The Electronic Entertainment Expo, will take place this week at the Los Angeles Convention Center, but Activision Blizzard, formed by the merger last week of Activision and Vivendi's games division, will not attend.
It seems that as the players get bigger in the video game industry, the E3 appears to be shrinking in importance.
In May, both Activision and Vivendi Games also withdrew their membership of the Entertainment Software Association, which organises the show.
Bobby Kotick, chief executive of the new company, which describes itself as "the world's most profitable pure-play online and console game publisher", told Variety the company was now too big for its needs to be met by the ESA and suggested it would be appointing its own lobbyist in Washington in place of the association.
E3 was deliberately downsized last year. Attendees were reduced from 60,000 to about 5,000 after publishers said the show had become too big and expensive, and this year's show will continue on this smaller scale.

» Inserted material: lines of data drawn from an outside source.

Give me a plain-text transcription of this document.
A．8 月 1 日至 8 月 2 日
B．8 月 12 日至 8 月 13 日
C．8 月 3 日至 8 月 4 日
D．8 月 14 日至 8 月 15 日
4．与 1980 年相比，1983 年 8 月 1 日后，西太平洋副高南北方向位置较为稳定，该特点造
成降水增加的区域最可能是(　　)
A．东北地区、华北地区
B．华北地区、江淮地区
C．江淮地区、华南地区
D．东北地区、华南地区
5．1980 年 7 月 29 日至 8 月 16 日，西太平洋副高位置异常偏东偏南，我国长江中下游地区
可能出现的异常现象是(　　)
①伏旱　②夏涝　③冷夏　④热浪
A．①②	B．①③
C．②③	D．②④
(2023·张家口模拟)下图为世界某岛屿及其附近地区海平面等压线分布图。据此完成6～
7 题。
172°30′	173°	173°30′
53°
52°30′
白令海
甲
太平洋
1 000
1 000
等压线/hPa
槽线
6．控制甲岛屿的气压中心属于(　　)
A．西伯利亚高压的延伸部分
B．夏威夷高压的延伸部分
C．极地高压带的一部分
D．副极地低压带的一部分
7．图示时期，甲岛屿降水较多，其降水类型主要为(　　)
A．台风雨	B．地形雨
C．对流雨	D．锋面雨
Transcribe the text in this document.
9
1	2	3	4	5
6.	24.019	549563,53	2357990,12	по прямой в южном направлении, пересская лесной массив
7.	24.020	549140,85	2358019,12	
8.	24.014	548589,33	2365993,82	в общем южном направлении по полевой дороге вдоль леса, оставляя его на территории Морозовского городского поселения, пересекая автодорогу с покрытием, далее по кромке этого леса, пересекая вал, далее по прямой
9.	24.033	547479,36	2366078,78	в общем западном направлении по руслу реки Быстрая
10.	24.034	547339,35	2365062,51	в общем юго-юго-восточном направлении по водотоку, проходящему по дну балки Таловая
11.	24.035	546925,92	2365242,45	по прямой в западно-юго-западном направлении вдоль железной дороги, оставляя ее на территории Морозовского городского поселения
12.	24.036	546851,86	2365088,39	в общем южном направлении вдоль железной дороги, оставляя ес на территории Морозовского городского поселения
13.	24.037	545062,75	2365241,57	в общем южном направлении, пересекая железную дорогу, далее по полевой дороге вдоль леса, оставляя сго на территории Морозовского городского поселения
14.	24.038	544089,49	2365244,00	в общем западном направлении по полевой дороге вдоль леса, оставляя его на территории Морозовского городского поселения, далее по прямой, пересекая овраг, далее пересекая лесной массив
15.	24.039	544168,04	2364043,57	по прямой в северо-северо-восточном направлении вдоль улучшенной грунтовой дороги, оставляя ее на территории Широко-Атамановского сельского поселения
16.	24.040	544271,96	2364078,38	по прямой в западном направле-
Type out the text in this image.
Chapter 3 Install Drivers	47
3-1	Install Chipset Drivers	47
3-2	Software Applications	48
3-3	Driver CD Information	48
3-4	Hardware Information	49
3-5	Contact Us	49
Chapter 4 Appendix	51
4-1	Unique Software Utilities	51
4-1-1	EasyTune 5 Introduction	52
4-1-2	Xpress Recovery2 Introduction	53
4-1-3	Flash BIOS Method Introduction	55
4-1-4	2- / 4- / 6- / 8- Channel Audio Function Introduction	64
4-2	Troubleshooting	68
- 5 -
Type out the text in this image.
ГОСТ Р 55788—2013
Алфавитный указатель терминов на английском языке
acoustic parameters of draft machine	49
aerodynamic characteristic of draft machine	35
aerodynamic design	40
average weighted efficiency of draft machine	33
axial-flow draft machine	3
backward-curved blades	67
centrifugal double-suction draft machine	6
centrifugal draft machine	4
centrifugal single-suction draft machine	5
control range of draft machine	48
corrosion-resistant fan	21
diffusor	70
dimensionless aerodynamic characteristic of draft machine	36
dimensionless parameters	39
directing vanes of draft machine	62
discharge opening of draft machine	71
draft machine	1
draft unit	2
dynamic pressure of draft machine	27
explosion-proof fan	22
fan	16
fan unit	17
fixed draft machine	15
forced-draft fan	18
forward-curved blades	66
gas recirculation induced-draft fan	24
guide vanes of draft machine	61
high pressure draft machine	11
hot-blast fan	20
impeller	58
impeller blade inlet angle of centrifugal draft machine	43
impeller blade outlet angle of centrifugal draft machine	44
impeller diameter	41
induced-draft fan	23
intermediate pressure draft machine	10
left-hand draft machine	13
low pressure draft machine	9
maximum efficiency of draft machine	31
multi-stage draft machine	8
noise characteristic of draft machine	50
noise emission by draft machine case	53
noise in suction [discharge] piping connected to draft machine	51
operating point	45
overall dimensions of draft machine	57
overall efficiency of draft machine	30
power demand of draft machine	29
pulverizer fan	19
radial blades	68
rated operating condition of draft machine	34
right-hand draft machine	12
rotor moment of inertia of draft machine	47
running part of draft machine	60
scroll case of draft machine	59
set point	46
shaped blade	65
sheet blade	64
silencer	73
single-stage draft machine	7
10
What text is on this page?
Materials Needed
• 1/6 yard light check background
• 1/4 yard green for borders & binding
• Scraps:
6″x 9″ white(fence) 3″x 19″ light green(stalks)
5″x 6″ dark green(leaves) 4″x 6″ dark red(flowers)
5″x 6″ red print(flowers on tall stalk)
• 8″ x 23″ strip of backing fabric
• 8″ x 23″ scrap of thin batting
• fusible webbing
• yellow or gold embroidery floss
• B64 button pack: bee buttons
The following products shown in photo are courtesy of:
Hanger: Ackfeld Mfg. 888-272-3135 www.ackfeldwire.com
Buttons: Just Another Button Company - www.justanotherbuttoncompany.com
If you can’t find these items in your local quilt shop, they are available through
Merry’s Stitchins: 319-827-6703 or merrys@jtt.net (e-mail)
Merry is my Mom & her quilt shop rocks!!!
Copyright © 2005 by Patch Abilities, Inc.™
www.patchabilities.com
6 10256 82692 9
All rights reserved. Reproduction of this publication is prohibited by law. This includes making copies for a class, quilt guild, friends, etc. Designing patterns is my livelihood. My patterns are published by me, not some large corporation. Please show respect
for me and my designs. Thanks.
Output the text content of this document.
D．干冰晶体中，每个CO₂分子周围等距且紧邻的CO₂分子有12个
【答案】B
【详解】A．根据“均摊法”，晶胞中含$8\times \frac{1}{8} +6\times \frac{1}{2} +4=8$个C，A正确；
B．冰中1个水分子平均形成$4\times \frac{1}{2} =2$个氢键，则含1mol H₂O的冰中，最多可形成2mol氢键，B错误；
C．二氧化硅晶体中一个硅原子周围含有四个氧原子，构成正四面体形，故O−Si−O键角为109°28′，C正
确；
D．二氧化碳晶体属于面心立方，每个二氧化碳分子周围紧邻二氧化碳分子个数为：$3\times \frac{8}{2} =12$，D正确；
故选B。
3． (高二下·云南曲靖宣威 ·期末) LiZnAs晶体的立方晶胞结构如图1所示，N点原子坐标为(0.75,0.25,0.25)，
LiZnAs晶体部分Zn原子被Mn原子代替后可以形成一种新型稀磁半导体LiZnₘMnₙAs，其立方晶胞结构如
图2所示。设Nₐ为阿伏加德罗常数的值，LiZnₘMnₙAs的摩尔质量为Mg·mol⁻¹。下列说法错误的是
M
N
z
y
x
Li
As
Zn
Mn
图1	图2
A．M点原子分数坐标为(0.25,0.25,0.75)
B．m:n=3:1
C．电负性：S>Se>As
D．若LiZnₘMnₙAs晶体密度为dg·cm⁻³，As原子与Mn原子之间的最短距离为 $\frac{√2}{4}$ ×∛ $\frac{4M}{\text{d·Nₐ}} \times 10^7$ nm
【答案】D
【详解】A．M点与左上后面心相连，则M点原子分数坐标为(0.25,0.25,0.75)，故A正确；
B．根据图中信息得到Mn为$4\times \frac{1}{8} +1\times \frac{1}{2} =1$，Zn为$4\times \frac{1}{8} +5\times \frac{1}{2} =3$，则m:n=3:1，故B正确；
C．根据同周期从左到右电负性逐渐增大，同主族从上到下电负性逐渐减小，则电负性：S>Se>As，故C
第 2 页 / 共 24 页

Nowadays, bigger companies seem happier holding their own events and conventions for gamers or putting money into game shows in Leipzig and Tokyo that can expand their presence internationally.
The replacement of the cacophony of demonstrations from the gamut of game companies at E3 with a smaller, calmer affair is a sign of the consolidation taking place and the revised thinking of the new industry leaders.
Vivendi has made the biggest move of the leading media companies on the industry, owning a 52 per cent stake in the new Activision Blizzard.
"I think that interest has always been there from the major media companies," says John Riccitiello, chief executive of the long-time industry leader, Electronic Arts. "The Vivendis and Disneys and Time Warners and News Corps want to participate more directly in the games business."
Disney and Time Warner have stepped up their investments in the business and News Corp has been rumoured as a possible rival to EA in its $2bn bid for Take-Two, publisher of the Grand Theft Auto franchise.